Fabulous Fungi finds this year

(c) Charlotte Targett

Dappled sunlight, autumn rains, carpets of fallen leaves and fluctuating temperatures create the perfect conditions for fruiting fungi to appear across our landscapes.

The magic world of fungi is mostly hidden underground as an exquisite network of thin threads called the mycelium – growing outwards beneath our feet in search of nutrients in the soil so it can grow. The part of the fungi that we see above ground as a mushroom or toadstool, is actually just the fruiting body of the whole system. These appear for as little as an hour to around three weeks.  

For most of the year fungi is hidden, but autumn is always a great time to look out for them as they pop up and add to the array of spectacular colours surrounding us at this time of year.  While our teams have been out on our reserves carrying out our winter work for wildlife or teaching young nature lovers about wildlife, they’ve had some exciting moments finding mushrooms poking through the leaf litter or growing on vegetation. Here are a few of our favourite fabulous fungi finds by our teams this autumn:

Devil’s fingers

The devil’s fingers fungus was appropriately found on Halloween by two members of our land management team, Charlotte Targett and Joe McSorley, while carrying out important conservation work at our Dolebury Warren reserve on the Mendip Hills. Devil’s fingers fungus first came to Britain in 1914. Until this Halloween, there were only two known records from our Avon region, both from 1999. Careful conservation management over the years, means that Dolebury Warren is particularly rich in fungi, and the team were surprised to find this strange and spooky looking sight in the grassland.  

Earth star

This earthstar fungi was also spotted on our Dolebury Warren nature reserve. It's also known as a 'barometer earthstar' because of the way it reacts to humidity. When the air dries, the points fold up around the centre to protect it and when it's raining they open out! At first, when it emerges, the fungus looks like a puffball, but then it opens out to give it a star shape. They are usually found under deciduous trees (trees that flower and shed their leaves) in the late summer and autumn.

Jelly ear fungus

Jelly ear fungus hangs down in groups from branches of mainly elder, but sometimes other trees.
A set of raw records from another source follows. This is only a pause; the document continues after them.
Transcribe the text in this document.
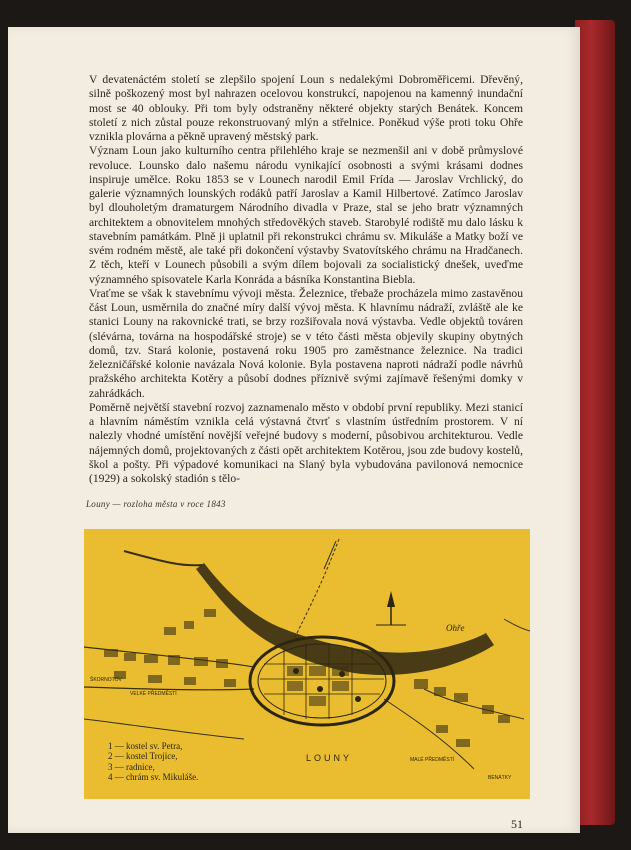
V devatenáctém století se zlepšilo spojení Loun s nedalekými Dobroměřicemi. Dřevěný, silně poškozený most byl nahrazen ocelovou konstrukcí, napojenou na kamenný inundační most se 40 oblouky. Při tom byly odstraněny některé objekty starých Benátek. Koncem století z nich zůstal pouze rekonstruovaný mlýn a střelnice. Poněkud výše proti toku Ohře vznikla plovárna a pěkně upravený městský park.

Význam Loun jako kulturního centra přilehlého kraje se nezmenšil ani v době průmyslové revoluce. Lounsko dalo našemu národu vynikající osobnosti a svými krásami dodnes inspiruje umělce. Roku 1853 se v Lounech narodil Emil Frída — Jaroslav Vrchlický, do galerie významných lounských rodáků patří Jaroslav a Kamil Hilbertové. Zatímco Jaroslav byl dlouholetým dramaturgem Národního divadla v Praze, stal se jeho bratr významných architektem a obnovitelem mnohých středověkých staveb. Starobylé rodiště mu dalo lásku k stavebním památkám. Plně ji uplatnil při rekonstrukci chrámu sv. Mikuláše a Matky boží ve svém rodném městě, ale také při dokončení výstavby Svatovítského chrámu na Hradčanech. Z těch, kteří v Lounech působili a svým dílem bojovali za socialistický dnešek, uveďme významného spisovatele Karla Konráda a básníka Konstantina Biebla.

Vraťme se však k stavebnímu vývoji města. Železnice, třebaže procházela mimo zastavěnou část Loun, usměrnila do značné míry další vývoj města. K hlavnímu nádraží, zvláště ale ke stanici Louny na rakovnické trati, se brzy rozšiřovala nová výstavba. Vedle objektů továren (slévárna, továrna na hospodářské stroje) se v této části města objevily skupiny obytných domů, tzv. Stará kolonie, postavená roku 1905 pro zaměstnance železnice. Na tradici železničářské kolonie navázala Nová kolonie. Byla postavena naproti nádraží podle návrhů pražského architekta Kotěry a působí dodnes příznivě svými zajímavě řešenými domky v zahrádkách.

Poměrně největší stavební rozvoj zaznamenalo město v období první republiky. Mezi stanicí a hlavním náměstím vznikla celá výstavná čtvrť s vlastním ústředním prostorem. V ní nalezly vhodné umístění novější veřejné budovy s moderní, působivou architekturou. Vedle nájemných domů, projektovaných z části opět architektem Kotěrou, jsou zde budovy kostelů, škol a pošty. Při výpadové komunikaci na Slaný byla vybudována pavilonová nemocnice (1929) a sokolský stadión s tělo-

Louny — rozloha města v roce 1843
Ohře
LOUNY
ŠKORNOTOV
VELKÉ PŘEDMĚSTÍ
MALÉ PŘEDMĚSTÍ
BENÁTKY
1 — kostel sv. Petra,
2 — kostel Trojice,
3 — radnice,
4 — chrám sv. Mikuláše.
51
This fungus got its name because it takes a similar shape to a human ear! It feels velvety like human skin, and grows on elder trees all year around.  This was found at our Feed Bristol site, by our learning team while teaching school children about the wonderful world of fungi at our Schools Fungi Day. Historically, jelly ear fungus was used to treat sore throats, sore eyes and jaundice.

Common bird’s nest fungi

Our Land Management Team found the tiny bird’s nest fungi, wrapped around branches in a private woodland in North Somerset. Found in woodlands, the bird’s nest fungi often grow in clusters on decaying twigs and bark. Although relatively common around the UK bird’s nest fungi are seldom seen as they hide themselves away in the depths of dense woodlands and hazel coppice.  This type of fungi looks like little bird’s nests with tiny eggs inside which are in fact are small sacs containing the mushroom spores called “peridioles”. Tucking themselves away under trees is part of their evolutionary strategy as the peridioles need heavy drops of rainfall to expel them from the cup so that they can establish somewhere else.  This reproductive process means that when you do find birds nest fungi you’re likely to find hundreds if not thousands.